Daily Thought For June 29, 2017
The Strength Of The Martyrs
Today we reflect on Christian hope as strength of the martyrs. When, in the Gospel, Jesus sends His disciples on mission, He does not deceive them with mirages of easy success; on the contrary, He warns them clearly that the proclamation of the Kingdom of God entails always opposition. And he even uses an extreme expression: “You will be hated — hated — by all for my name’s sake” (Matthew 10:22). Christians love, but they are not always loved. Jesus puts Himself immediately before this reality: in a more or less strong measure, the confession of faith happens in an atmosphere of hostility.
Christians, therefore, are “counter current” men and women. It is normal, because the world is marked by sin, which manifests itself in various forms of egoism and injustice. One who follows Christ walks in the opposite direction. Not out of a controversial spirit, but out of fidelity to the logic of the Kingdom of God, which is the logic of hope, and is translated in a style of life based on Jesus’ indications.
The first indication is poverty. When Jesus sends His own on mission, it seems He puts more care in “stripping” them than in “clothing” them! In fact, a Christian who is not humble and poor, detached from riches and power and above all detached from himself, is not like Jesus. A Christian goes on his way in this world with the essential for the way, but with his heart full of love.

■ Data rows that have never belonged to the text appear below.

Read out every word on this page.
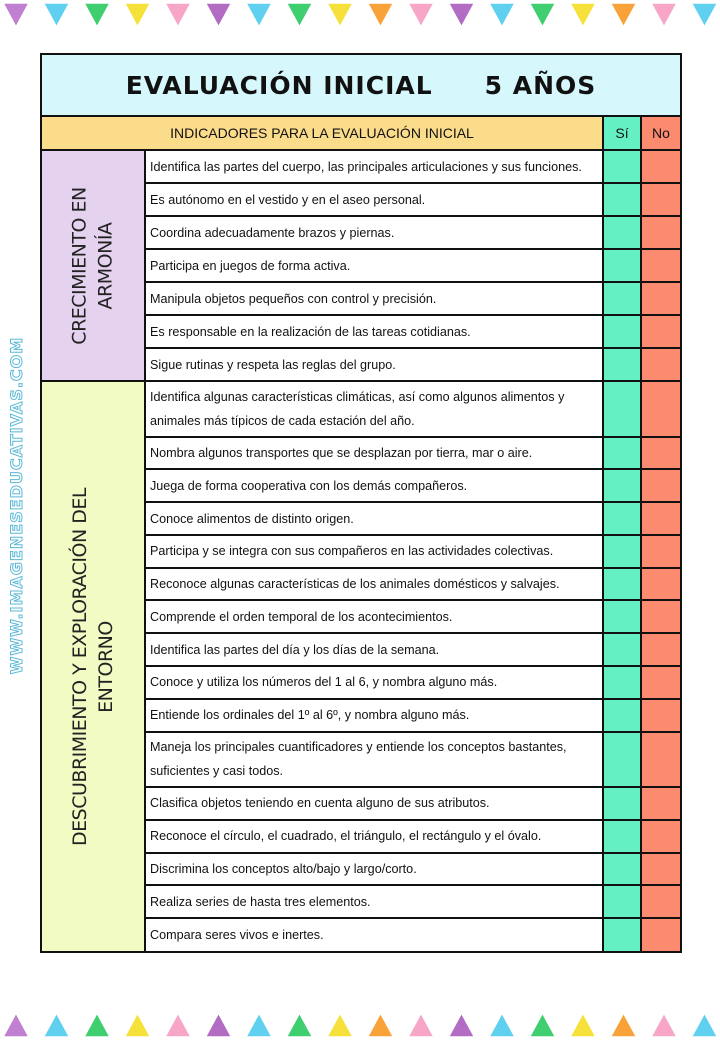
WWW.IMAGENESEDUCATIVAS.COM
EVALUACIÓN INICIAL 5 AÑOS
INDICADORES PARA LA EVALUACIÓN INICIAL	Sí	No
CRECIMIENTO EN ARMONÍA
Identifica las partes del cuerpo, las principales articulaciones y sus funciones.
Es autónomo en el vestido y en el aseo personal.
Coordina adecuadamente brazos y piernas.
Participa en juegos de forma activa.
Manipula objetos pequeños con control y precisión.
Es responsable en la realización de las tareas cotidianas.
Sigue rutinas y respeta las reglas del grupo.
DESCUBRIMIENTO Y EXPLORACIÓN DEL ENTORNO
Identifica algunas características climáticas, así como algunos alimentos y animales más típicos de cada estación del año.
Nombra algunos transportes que se desplazan por tierra, mar o aire.
Juega de forma cooperativa con los demás compañeros.
Conoce alimentos de distinto origen.
Participa y se integra con sus compañeros en las actividades colectivas.
Reconoce algunas características de los animales domésticos y salvajes.
Comprende el orden temporal de los acontecimientos.
Identifica las partes del día y los días de la semana.
Conoce y utiliza los números del 1 al 6, y nombra alguno más.
Entiende los ordinales del 1º al 6º, y nombra alguno más.
Maneja los principales cuantificadores y entiende los conceptos bastantes, suficientes y casi todos.
Clasifica objetos teniendo en cuenta alguno de sus atributos.
Reconoce el círculo, el cuadrado, el triángulo, el rectángulo y el óvalo.
Discrimina los conceptos alto/bajo y largo/corto.
Realiza series de hasta tres elementos.
Compara seres vivos e inertes.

The true defeat for him or for her is to fall into the temptation of a vendetta or of violence, responding to evil with evil. Jesus says to us: “I send you out as sheep in the midst of wolves” (Matthew 10:16) – hence, without claws, without weapons. Rather, a Christian must be prudent, sometimes even sly: these are virtues accepted by the evangelical logic, but violence never. Evil methods cannot be shared [used] to defeat evil.
The Gospel is the sole strength of a Christian. In times of difficulty, we must believe that Jesus is before us, and does not cease to accompany His disciples. Persecution is not a contradiction of the Gospel, but part of it: if they persecuted our Master, how can we hope that we will be spared the fight? However, in the midst of the whirlwind a Christina must not lose hope, thinking that he has been abandoned. Jesus reassures His own saying: “even the hairs of your head are all numbered” (Matthew 10:30). As if to say that none of man’s sufferings, not even the most minute and hidden, are invisible to God’s eyes. God sees, and He certainly protects, and He will offer His rescue. There is in fact in our midst Someone who is stronger than evil, stronger than the mafias, than dark conspiracies, than one who profits on the skin of the desperate, than one who crushes others with arrogance . . . Someone who always listens to the voice of Abel’s blood, which cries from the earth.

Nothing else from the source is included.